Whilst I am intending to watch Adam Curtis’ All Watched Over By Machines Of Loving Grace again, this is more of a sketchy blog expanding some of my initial thoughts (now about a month ago) on what was a truly inspiring and captivating documentary.
Essential to the documentary, for me, was the discussion of systems – how it relates to the way social, political and economic life is ordered and shapes interactions, opportunities and resources. Sociologically speaking, the idea of systems can be either progressively or regressively utilised for political action. For instance, Functionalism utilised system theories to argue everything, even the high levels of income discrepancy, has a function to support the interdependent compartments of the system.
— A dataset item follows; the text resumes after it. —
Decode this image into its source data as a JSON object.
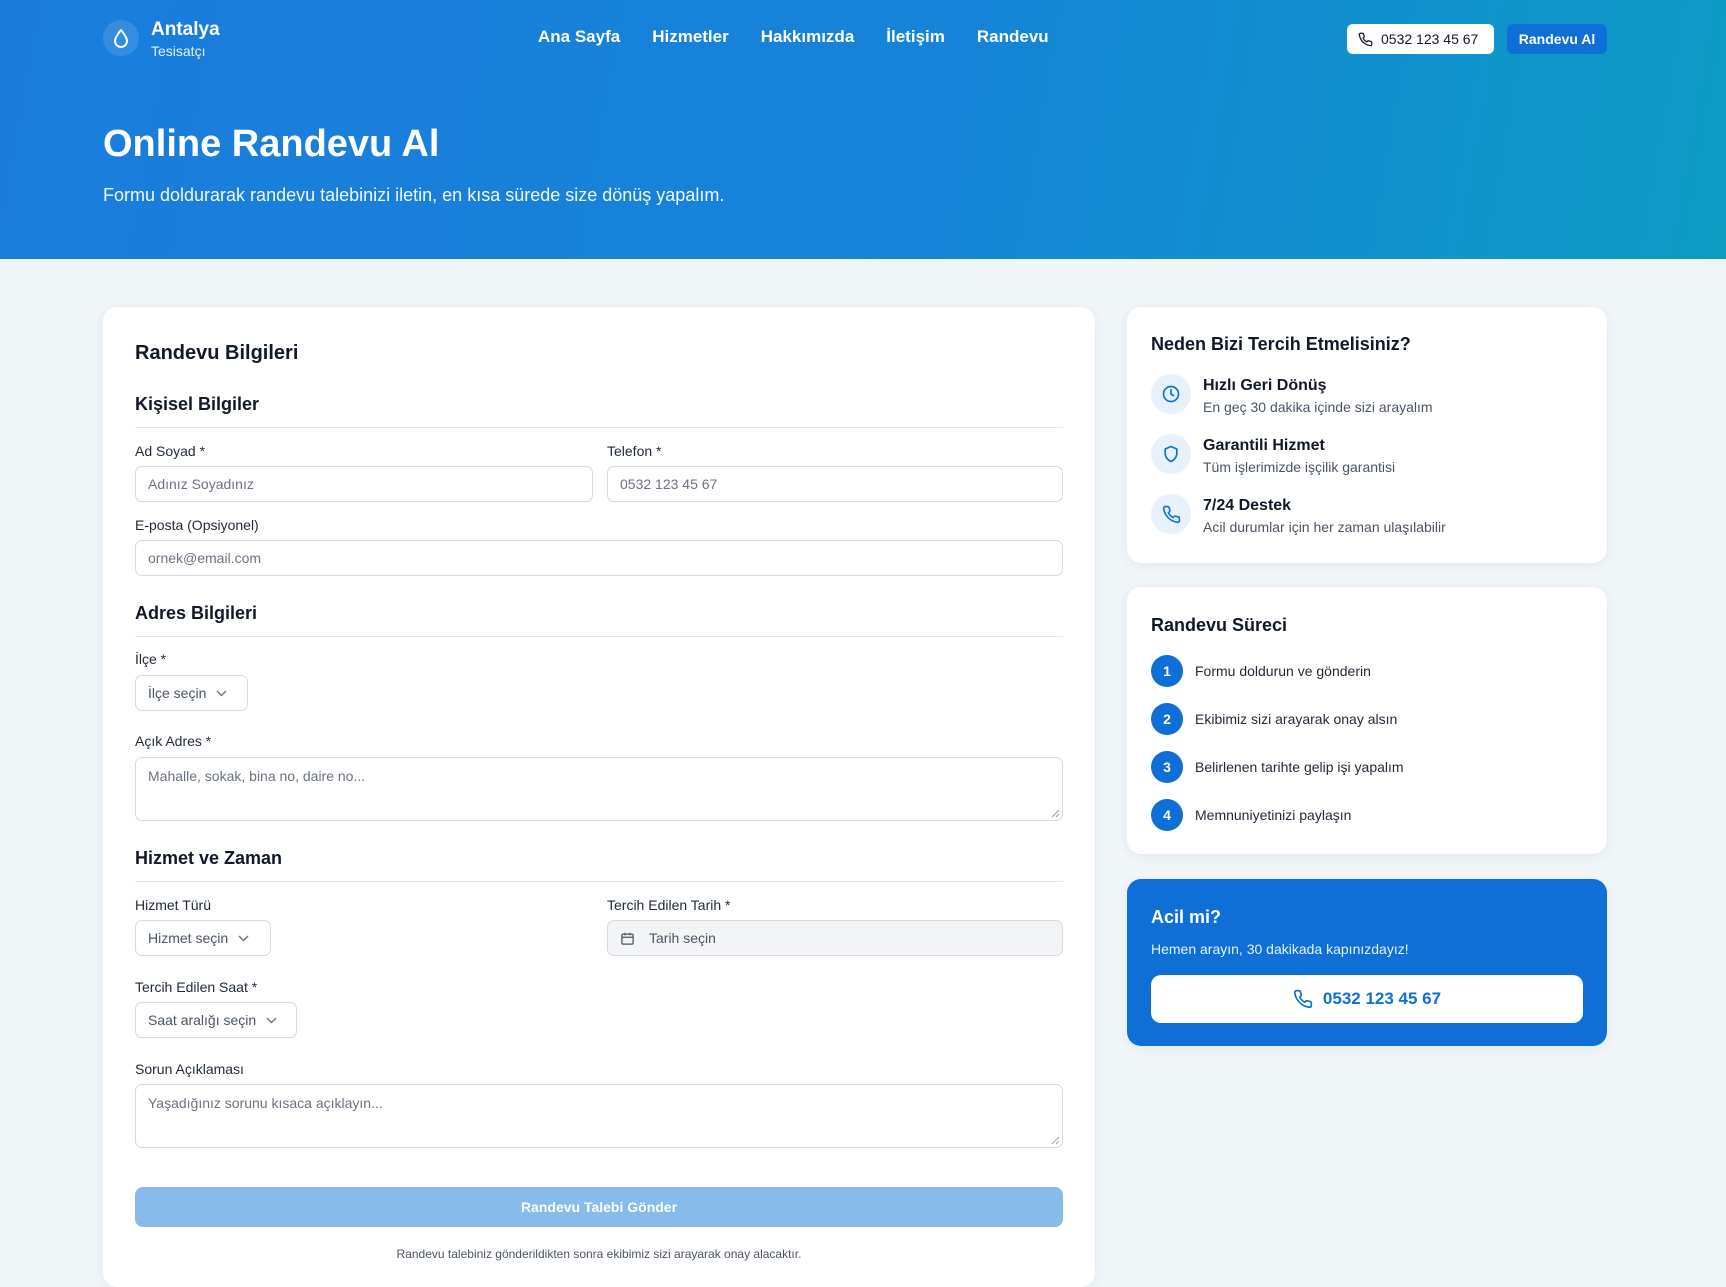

Another type of system conception is Norbert Elias’s work on interdependence, which incidentally formed the backdrop to my dissertation. He illustrates the ways society’s interdependent relations, especially the development of the state, are connected and influence psychological processes. This has strong links with Murray Bookchin’s work on the ways in which bottom up, non-authoritarian/hierarchical organisations enable democratic community control over areas such as energy.
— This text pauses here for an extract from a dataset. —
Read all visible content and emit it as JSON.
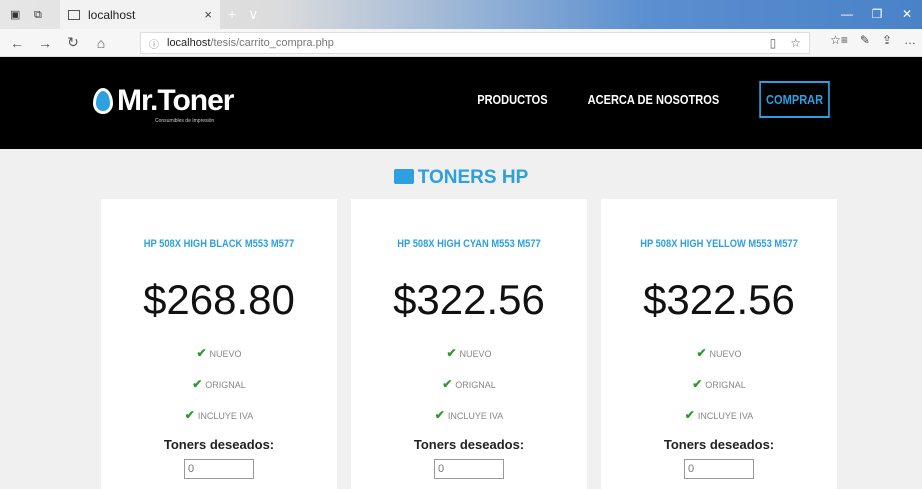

Theories (namely, by realists) based on the ‘circulation of elites’, eventually manipulated by fascists such as Mussolini, shows the power of system theories for political praxis. Many elite theorists were for the cherry picking of ‘talent’ from the ‘bottom’ of society to undermine the potential of revolutionary forces. On a related note, Curtis shows how activists campaigning against the World Commission on Environmental Development believed those at the top were using concepts without constructing real change (which I tend to agree with). The documentary also discussed the profound influence of Ayn Rand upon neoliberal ideas, something that is clear when we have ‘leaders’ who feel that it isn’t damn right offensive to unveil a statue in London of a man, Regan, who screwed people over for fun with his sidekick Thatcher. The sheer amoralistic, egotistical and ‘rational’ conception of people and life, prevalent within Rand’s work, has clear connections to the profit-making motive enshrined in capitalist ventures.
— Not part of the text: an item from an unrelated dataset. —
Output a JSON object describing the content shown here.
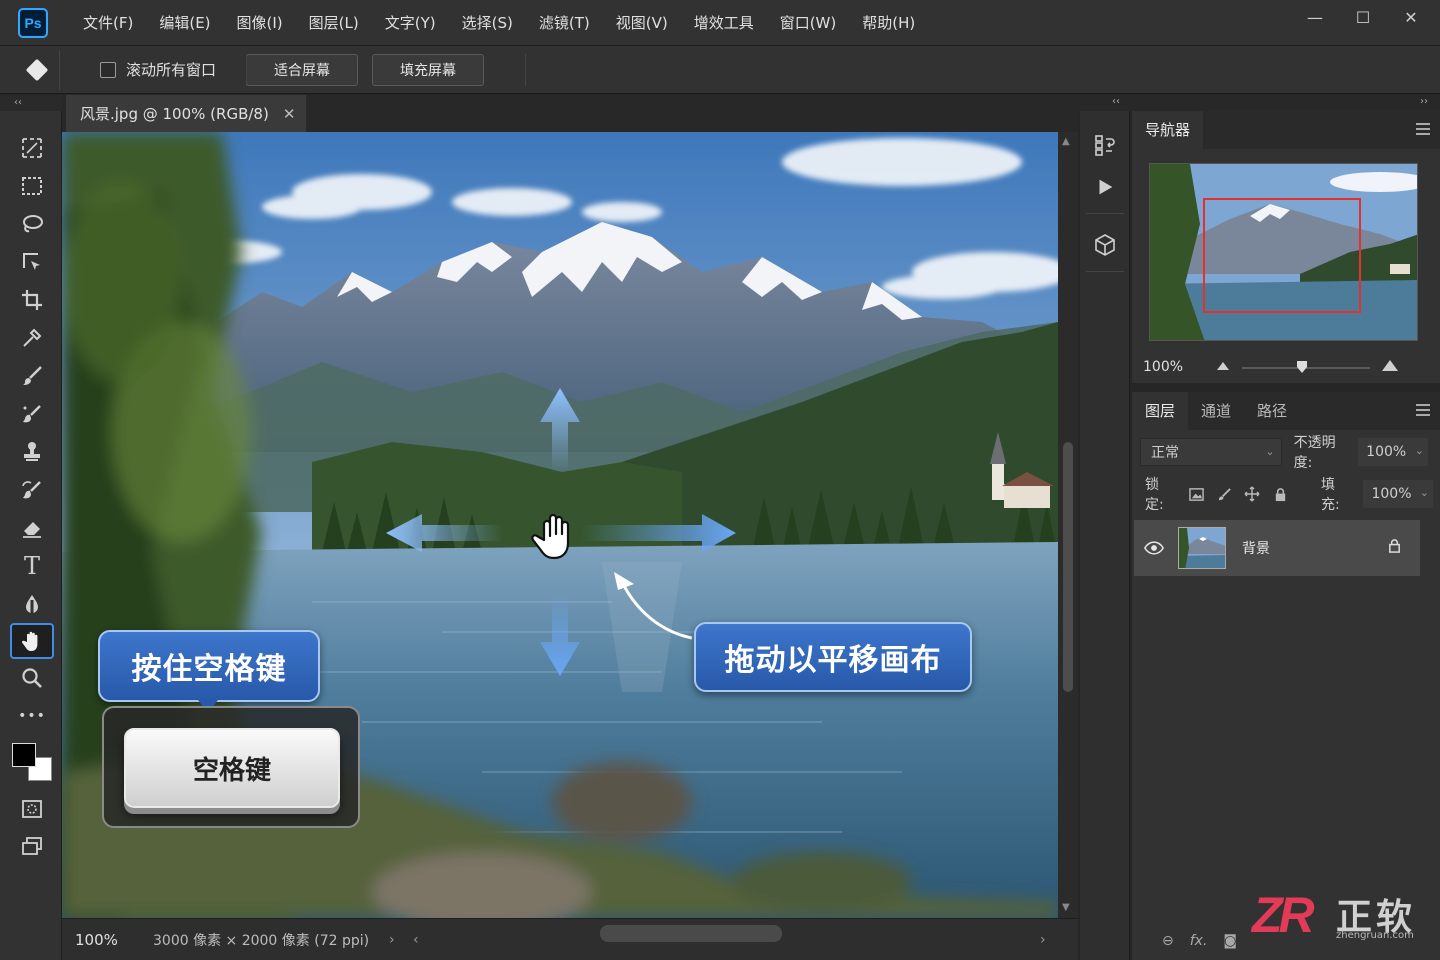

The global political economy and the restraints it places upon institutions such as the European Union is something I have discussed (with others) before. This is again something Adam Curtis discusses in line with the recent revolutions occurring through the Arab Spring. The problems of revolutionary situations often issuing in new types of oppression are common; and for me, are part of a wider neoliberal system undermining the level of change possible (Venezuela, for me, is another good example of this). However, this doesn’t mean that people can’t work with potential in mind, even if it is never entirely met; working with goals, ideals and aspirations is important.
There is no real central argument, as such, to this blog; more a blurb regarding the significance of theories and views on political and economic systems. It’s clear that there are many different systems, and there is the potential for counter-hegemonic systems (what Bookchin advocates, for instance), to counteract the dominant global political economic neoliberal system – but this will take time, effort, and compromise.